The mystic waves of the 14th century were largely nourished by the meditations on the suffering of Christ. Art at the end of the century owes its taste for the many scenes on the Passion of Christ to these meditations. They were everywhere. They were staged in theatre, hung in churches, at crossroads, and even in private houses. More than ever, this surge of emotional piety demanded sentimentalised images on the tragedy of Christ and the Virgin (for example, the Pieta of the Récollets). Similarly, images of the great figures of Christianity proliferated, such as Saint Francis.

The sculptural masterpiece from the end of the Middle Ages in Toulouse, is a famous Virgin and child, the "Nostre Dame de Grasse", thus named in an inscription in gothic characters, coming loose at her feet on either side of an illegible shield. In fact, the background, date (second or third quarter of the 15thcentury?) and author of this work remains a mystery.
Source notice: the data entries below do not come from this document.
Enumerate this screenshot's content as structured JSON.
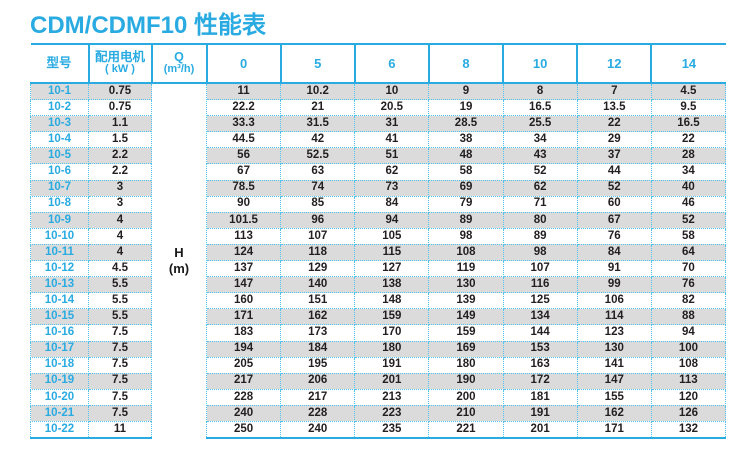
{
  "page": {
    "title": "CDM/CDMF10 性能表",
    "accent_color": "#29ABE2",
    "stripe_color": "#DBDBDB",
    "dotted_border_color": "#53C3EF"
  },
  "table": {
    "header": {
      "model": "型号",
      "motor_line1": "配用电机",
      "motor_line2": "( kW )",
      "q_line1": "Q",
      "q_line2": "(m³/h)",
      "flows": [
        "0",
        "5",
        "6",
        "8",
        "10",
        "12",
        "14"
      ]
    },
    "h_unit_line1": "H",
    "h_unit_line2": "(m)",
    "rows": [
      {
        "model": "10-1",
        "kw": "0.75",
        "values": [
          "11",
          "10.2",
          "10",
          "9",
          "8",
          "7",
          "4.5"
        ]
      },
      {
        "model": "10-2",
        "kw": "0.75",
        "values": [
          "22.2",
          "21",
          "20.5",
          "19",
          "16.5",
          "13.5",
          "9.5"
        ]
      },
      {
        "model": "10-3",
        "kw": "1.1",
        "values": [
          "33.3",
          "31.5",
          "31",
          "28.5",
          "25.5",
          "22",
          "16.5"
        ]
      },
      {
        "model": "10-4",
        "kw": "1.5",
        "values": [
          "44.5",
          "42",
          "41",
          "38",
          "34",
          "29",
          "22"
        ]
      },
      {
        "model": "10-5",
        "kw": "2.2",
        "values": [
          "56",
          "52.5",
          "51",
          "48",
          "43",
          "37",
          "28"
        ]
      },
      {
        "model": "10-6",
        "kw": "2.2",
        "values": [
          "67",
          "63",
          "62",
          "58",
          "52",
          "44",
          "34"
        ]
      },
      {
        "model": "10-7",
        "kw": "3",
        "values": [
          "78.5",
          "74",
          "73",
          "69",
          "62",
          "52",
          "40"
        ]
      },
      {
        "model": "10-8",
        "kw": "3",
        "values": [
          "90",
          "85",
          "84",
          "79",
          "71",
          "60",
          "46"
        ]
      },
      {
        "model": "10-9",
        "kw": "4",
        "values": [
          "101.5",
          "96",
          "94",
          "89",
          "80",
          "67",
          "52"
        ]
      },
      {
        "model": "10-10",
        "kw": "4",
        "values": [
          "113",
          "107",
          "105",
          "98",
          "89",
          "76",
          "58"
        ]
      },
      {
        "model": "10-11",
        "kw": "4",
        "values": [
          "124",
          "118",
          "115",
          "108",
          "98",
          "84",
          "64"
        ]
      },
      {
        "model": "10-12",
        "kw": "4.5",
        "values": [
          "137",
          "129",
          "127",
          "119",
          "107",
          "91",
          "70"
        ]
      },
      {
        "model": "10-13",
        "kw": "5.5",
        "values": [
          "147",
          "140",
          "138",
          "130",
          "116",
          "99",
          "76"
        ]
      },
      {
        "model": "10-14",
        "kw": "5.5",
        "values": [
          "160",
          "151",
          "148",
          "139",
          "125",
          "106",
          "82"
        ]
      },
      {
        "model": "10-15",
        "kw": "5.5",
        "values": [
          "171",
          "162",
          "159",
          "149",
          "134",
          "114",
          "88"
        ]
      },
      {
        "model": "10-16",
        "kw": "7.5",
        "values": [
          "183",
          "173",
          "170",
          "159",
          "144",
          "123",
          "94"
        ]
      },
      {
        "model": "10-17",
        "kw": "7.5",
        "values": [
          "194",
          "184",
          "180",
          "169",
          "153",
          "130",
          "100"
        ]
      },
      {
        "model": "10-18",
        "kw": "7.5",
        "values": [
          "205",
          "195",
          "191",
          "180",
          "163",
          "141",
          "108"
        ]
      },
      {
        "model": "10-19",
        "kw": "7.5",
        "values": [
          "217",
          "206",
          "201",
          "190",
          "172",
          "147",
          "113"
        ]
      },
      {
        "model": "10-20",
        "kw": "7.5",
        "values": [
          "228",
          "217",
          "213",
          "200",
          "181",
          "155",
          "120"
        ]
      },
      {
        "model": "10-21",
        "kw": "7.5",
        "values": [
          "240",
          "228",
          "223",
          "210",
          "191",
          "162",
          "126"
        ]
      },
      {
        "model": "10-22",
        "kw": "11",
        "values": [
          "250",
          "240",
          "235",
          "221",
          "201",
          "171",
          "132"
        ]
      }
    ]
  }
}
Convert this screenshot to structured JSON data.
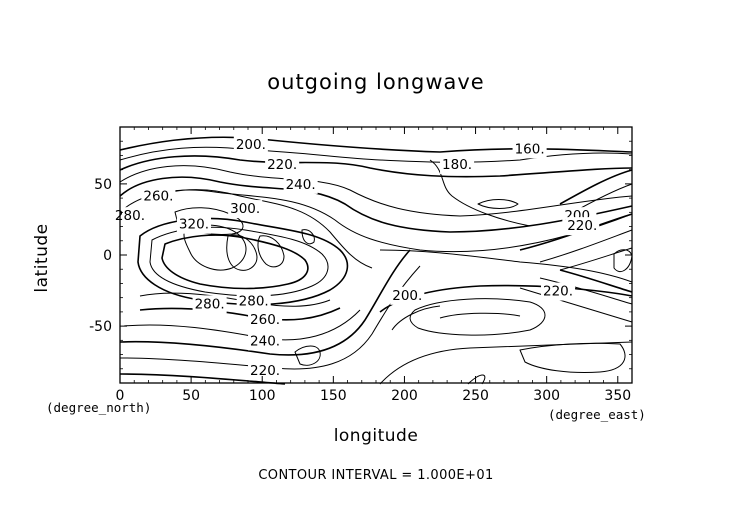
{
  "chart_data": {
    "type": "contour",
    "title": "outgoing longwave",
    "xlabel": "longitude",
    "ylabel": "latitude",
    "x_units": "(degree_east)",
    "y_units": "(degree_north)",
    "xlim": [
      0,
      360
    ],
    "ylim": [
      -90,
      90
    ],
    "x_ticks": [
      {
        "value": 0,
        "label": "0"
      },
      {
        "value": 50,
        "label": "50"
      },
      {
        "value": 100,
        "label": "100"
      },
      {
        "value": 150,
        "label": "150"
      },
      {
        "value": 200,
        "label": "200"
      },
      {
        "value": 250,
        "label": "250"
      },
      {
        "value": 300,
        "label": "300"
      },
      {
        "value": 350,
        "label": "350"
      }
    ],
    "y_ticks": [
      {
        "value": 50,
        "label": "50"
      },
      {
        "value": 0,
        "label": "0"
      },
      {
        "value": -50,
        "label": "-50"
      }
    ],
    "contour_interval": 10,
    "footnote": "CONTOUR INTERVAL = 1.000E+01",
    "contour_labels": [
      {
        "text": "160.",
        "lon": 288,
        "lat": 75
      },
      {
        "text": "180.",
        "lon": 237,
        "lat": 64
      },
      {
        "text": "200.",
        "lon": 92,
        "lat": 78
      },
      {
        "text": "220.",
        "lon": 114,
        "lat": 64
      },
      {
        "text": "240.",
        "lon": 127,
        "lat": 50
      },
      {
        "text": "260.",
        "lon": 27,
        "lat": 42
      },
      {
        "text": "280.",
        "lon": 7,
        "lat": 28
      },
      {
        "text": "300.",
        "lon": 88,
        "lat": 33
      },
      {
        "text": "320.",
        "lon": 52,
        "lat": 22
      },
      {
        "text": "200.",
        "lon": 323,
        "lat": 28
      },
      {
        "text": "220.",
        "lon": 325,
        "lat": 21
      },
      {
        "text": "200.",
        "lon": 202,
        "lat": -28
      },
      {
        "text": "220.",
        "lon": 308,
        "lat": -25
      },
      {
        "text": "280.",
        "lon": 63,
        "lat": -34
      },
      {
        "text": "280.",
        "lon": 94,
        "lat": -32
      },
      {
        "text": "260.",
        "lon": 102,
        "lat": -45
      },
      {
        "text": "240.",
        "lon": 102,
        "lat": -60
      },
      {
        "text": "220.",
        "lon": 102,
        "lat": -81
      }
    ]
  }
}
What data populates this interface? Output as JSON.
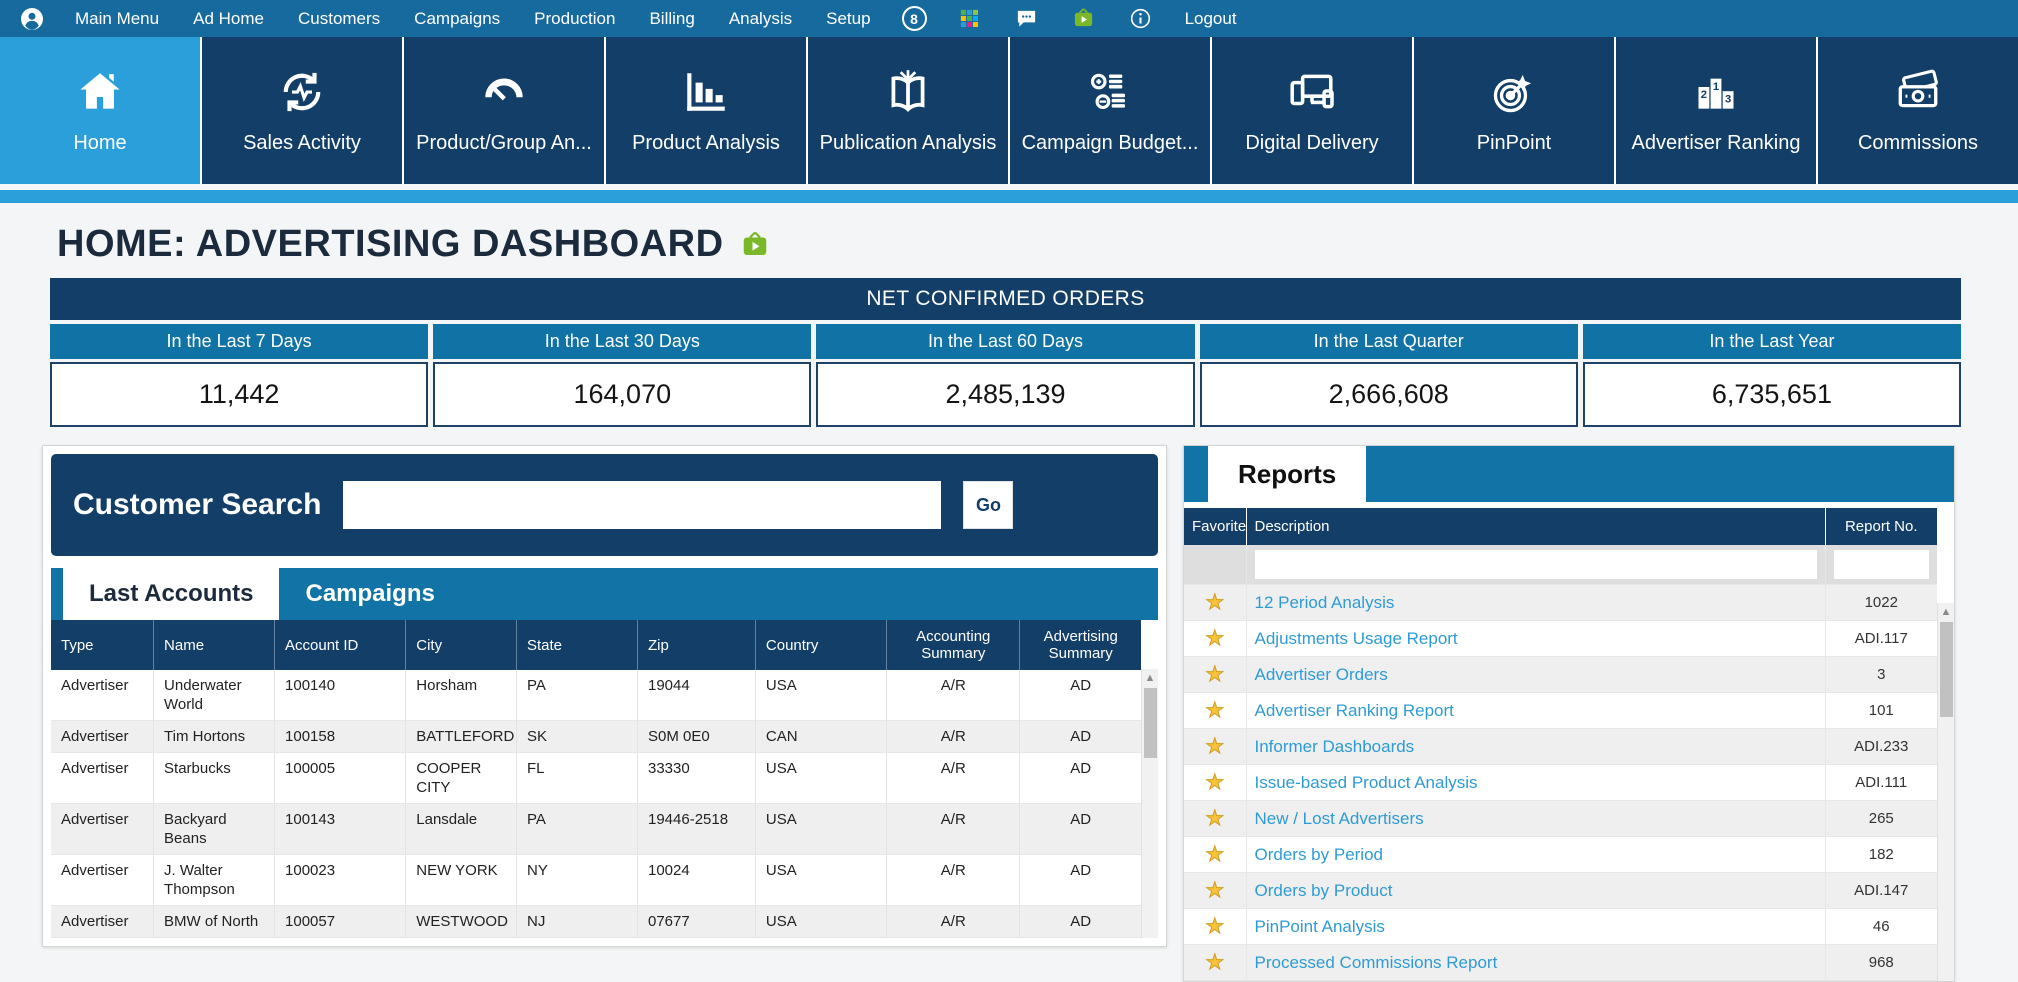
{
  "colors": {
    "topbar": "#176a9e",
    "navy": "#123e68",
    "accent_blue": "#2b9fd9",
    "panel_bar_blue": "#1273a7",
    "stat_header_blue": "#1172a5",
    "link_blue": "#2e9bd6",
    "star_gold": "#f7c33b",
    "video_green": "#7ab829"
  },
  "topbar": {
    "avatar_icon": "user-avatar-icon",
    "menu_items": [
      {
        "label": "Main Menu"
      },
      {
        "label": "Ad Home"
      },
      {
        "label": "Customers"
      },
      {
        "label": "Campaigns"
      },
      {
        "label": "Production"
      },
      {
        "label": "Billing"
      },
      {
        "label": "Analysis"
      },
      {
        "label": "Setup"
      }
    ],
    "notification_badge": "8",
    "icon_names": [
      "apps-grid-icon",
      "chat-icon",
      "video-tutorial-icon",
      "info-icon"
    ],
    "logout_label": "Logout"
  },
  "nav_tiles": [
    {
      "label": "Home",
      "icon": "home-icon",
      "active": true
    },
    {
      "label": "Sales Activity",
      "icon": "sales-activity-icon",
      "active": false
    },
    {
      "label": "Product/Group An...",
      "icon": "gauge-icon",
      "active": false
    },
    {
      "label": "Product Analysis",
      "icon": "bar-chart-icon",
      "active": false
    },
    {
      "label": "Publication Analysis",
      "icon": "book-icon",
      "active": false
    },
    {
      "label": "Campaign Budget...",
      "icon": "coins-icon",
      "active": false
    },
    {
      "label": "Digital Delivery",
      "icon": "devices-icon",
      "active": false
    },
    {
      "label": "PinPoint",
      "icon": "target-icon",
      "active": false
    },
    {
      "label": "Advertiser Ranking",
      "icon": "podium-icon",
      "active": false
    },
    {
      "label": "Commissions",
      "icon": "banknote-icon",
      "active": false
    }
  ],
  "page": {
    "title": "HOME: ADVERTISING DASHBOARD",
    "title_icon": "video-tutorial-icon"
  },
  "net_confirmed_orders": {
    "title": "NET CONFIRMED ORDERS",
    "stats": [
      {
        "label": "In the Last 7 Days",
        "value": "11,442"
      },
      {
        "label": "In the Last 30 Days",
        "value": "164,070"
      },
      {
        "label": "In the Last 60 Days",
        "value": "2,485,139"
      },
      {
        "label": "In the Last Quarter",
        "value": "2,666,608"
      },
      {
        "label": "In the Last Year",
        "value": "6,735,651"
      }
    ]
  },
  "customer_search": {
    "label": "Customer Search",
    "input_value": "",
    "go_label": "Go"
  },
  "accounts_panel": {
    "tabs": [
      {
        "label": "Last Accounts",
        "active": true
      },
      {
        "label": "Campaigns",
        "active": false
      }
    ],
    "columns": [
      "Type",
      "Name",
      "Account ID",
      "City",
      "State",
      "Zip",
      "Country",
      "Accounting Summary",
      "Advertising Summary"
    ],
    "rows": [
      {
        "type": "Advertiser",
        "name": "Underwater World",
        "account_id": "100140",
        "city": "Horsham",
        "state": "PA",
        "zip": "19044",
        "country": "USA",
        "accounting": "A/R",
        "advertising": "AD"
      },
      {
        "type": "Advertiser",
        "name": "Tim Hortons",
        "account_id": "100158",
        "city": "BATTLEFORD",
        "state": "SK",
        "zip": "S0M 0E0",
        "country": "CAN",
        "accounting": "A/R",
        "advertising": "AD"
      },
      {
        "type": "Advertiser",
        "name": "Starbucks",
        "account_id": "100005",
        "city": "COOPER CITY",
        "state": "FL",
        "zip": "33330",
        "country": "USA",
        "accounting": "A/R",
        "advertising": "AD"
      },
      {
        "type": "Advertiser",
        "name": "Backyard Beans",
        "account_id": "100143",
        "city": "Lansdale",
        "state": "PA",
        "zip": "19446-2518",
        "country": "USA",
        "accounting": "A/R",
        "advertising": "AD"
      },
      {
        "type": "Advertiser",
        "name": "J. Walter Thompson",
        "account_id": "100023",
        "city": "NEW YORK",
        "state": "NY",
        "zip": "10024",
        "country": "USA",
        "accounting": "A/R",
        "advertising": "AD"
      },
      {
        "type": "Advertiser",
        "name": "BMW of North",
        "account_id": "100057",
        "city": "WESTWOOD",
        "state": "NJ",
        "zip": "07677",
        "country": "USA",
        "accounting": "A/R",
        "advertising": "AD"
      }
    ]
  },
  "reports_panel": {
    "tab_label": "Reports",
    "columns": [
      "Favorite",
      "Description",
      "Report No."
    ],
    "favorite_icon": "favorite-star-icon",
    "filter": {
      "description_value": "",
      "report_no_value": ""
    },
    "rows": [
      {
        "description": "12 Period Analysis",
        "report_no": "1022"
      },
      {
        "description": "Adjustments Usage Report",
        "report_no": "ADI.117"
      },
      {
        "description": "Advertiser Orders",
        "report_no": "3"
      },
      {
        "description": "Advertiser Ranking Report",
        "report_no": "101"
      },
      {
        "description": "Informer Dashboards",
        "report_no": "ADI.233"
      },
      {
        "description": "Issue-based Product Analysis",
        "report_no": "ADI.111"
      },
      {
        "description": "New / Lost Advertisers",
        "report_no": "265"
      },
      {
        "description": "Orders by Period",
        "report_no": "182"
      },
      {
        "description": "Orders by Product",
        "report_no": "ADI.147"
      },
      {
        "description": "PinPoint Analysis",
        "report_no": "46"
      },
      {
        "description": "Processed Commissions Report",
        "report_no": "968"
      }
    ]
  }
}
Was the original aspect of the drapery and attitude of this exceptional sculpture one of the signs of the new times arriving in Toulouse as it was in the rest of Europe? Indeed, the second half of the 15th century marks the beginnings of a new golden age for Toulouse and whose trade in pastel works was flourishing. Gothic art reached a peak of expressiveness, of which Saint Michael overcoming the demon from the Saint-Michel church in Toulouse is a fine example.